If a Roman died intestate, leaving a wife and children of his body or adopted, they were his heirs (sui heredes). But this did not apply to married daughters who had passed into the manus of their husbands, or the children who had been freed by emancipation from the potestas of their father. If the man left no wife or children, the agnati, or relations in the male line, inherited, according to the degree of their kinship. If there were no agnati, and the man was a patrician, the property went to his gens. The cognati, or relations in the female line, were originally not entitled to inherit by the civil law. But, as time went on, their claim was gradually recognized more and more to the exclusion of the agnati, until at last Justinian entirely abolished the privilege of the latter, and substituted the principle of blood-relationships for that of the civil law. Vestal Virgins were regarded as entirely cut off from the family union, and therefore could not inherit from an intestate, nor, in case of their dying intestate, did the property go to their family, but to the State. On the other hand, unlike other women, they had unlimited right of testamentary disposition. If a freedman died intestate and childless, the patronus and his wife had the first claim to inherit, then their children, then their agnati, and (if the patronus was a patrician) then his gens. In later times, even if a freedman, dying childless, left a will, the patronus and his sons had claim to half the property. Augustus made a number of provisions in the matter of freedmen's inheritance. The civil law made it compulsory on a man's sui heredes to accept an inheritance (hereditatem adire) whether left by will or not. But as the debts were taken over with the property, the edictum of the praetor allowed the heirs to decline it. A fortiori, no other persons named in the will could be compelled to accept the legacy. See Testamentum.

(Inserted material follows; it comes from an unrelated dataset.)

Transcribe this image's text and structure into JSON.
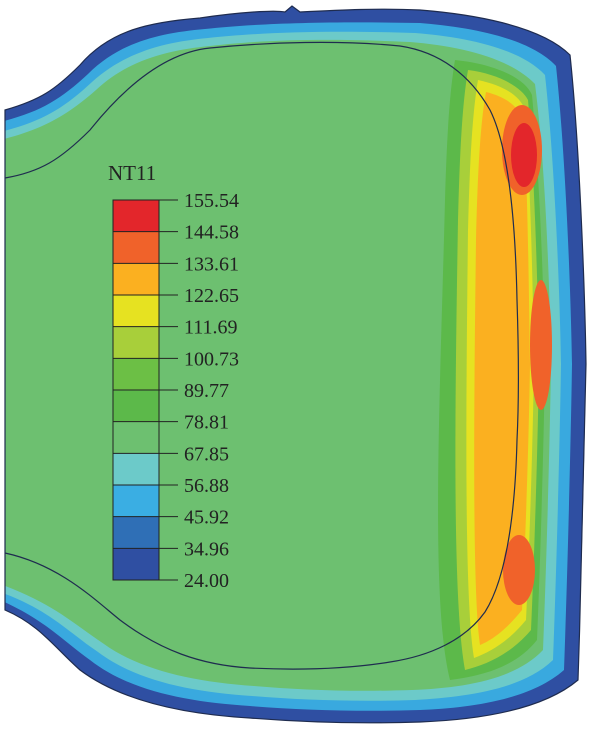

Heres necessarius was a slave of the testator, who made him heir and liber at the same time. He was thus heir by necessity, becoming so without any action of his own, by the mere operation of the law. If a testator knew himself to be insolvent, he sometimes made a slave his heir to avoid the ignominy attached to a person whose property was sold to pay his debts (Gaius, ii. 154, etc.). The property of such an heir, acquired after his manumission, was not liable for the debts of the deceased. An insolvent inheritance was called damnosa hereditas.

Heres ex asse was the phrase used to describe one who was sole heir. So heres ex dodrante, an heir to three-quarters of an estate (Iul. 83); heres ex parte sexta, to the sixth; ex parte dimidia, to the half, etc.

See Hunger, Das Erbrecht; and Gans, Das Erbrecht in weltgeschichtlicher Entwickelung, 4 vols. (Berlin, 1823-35).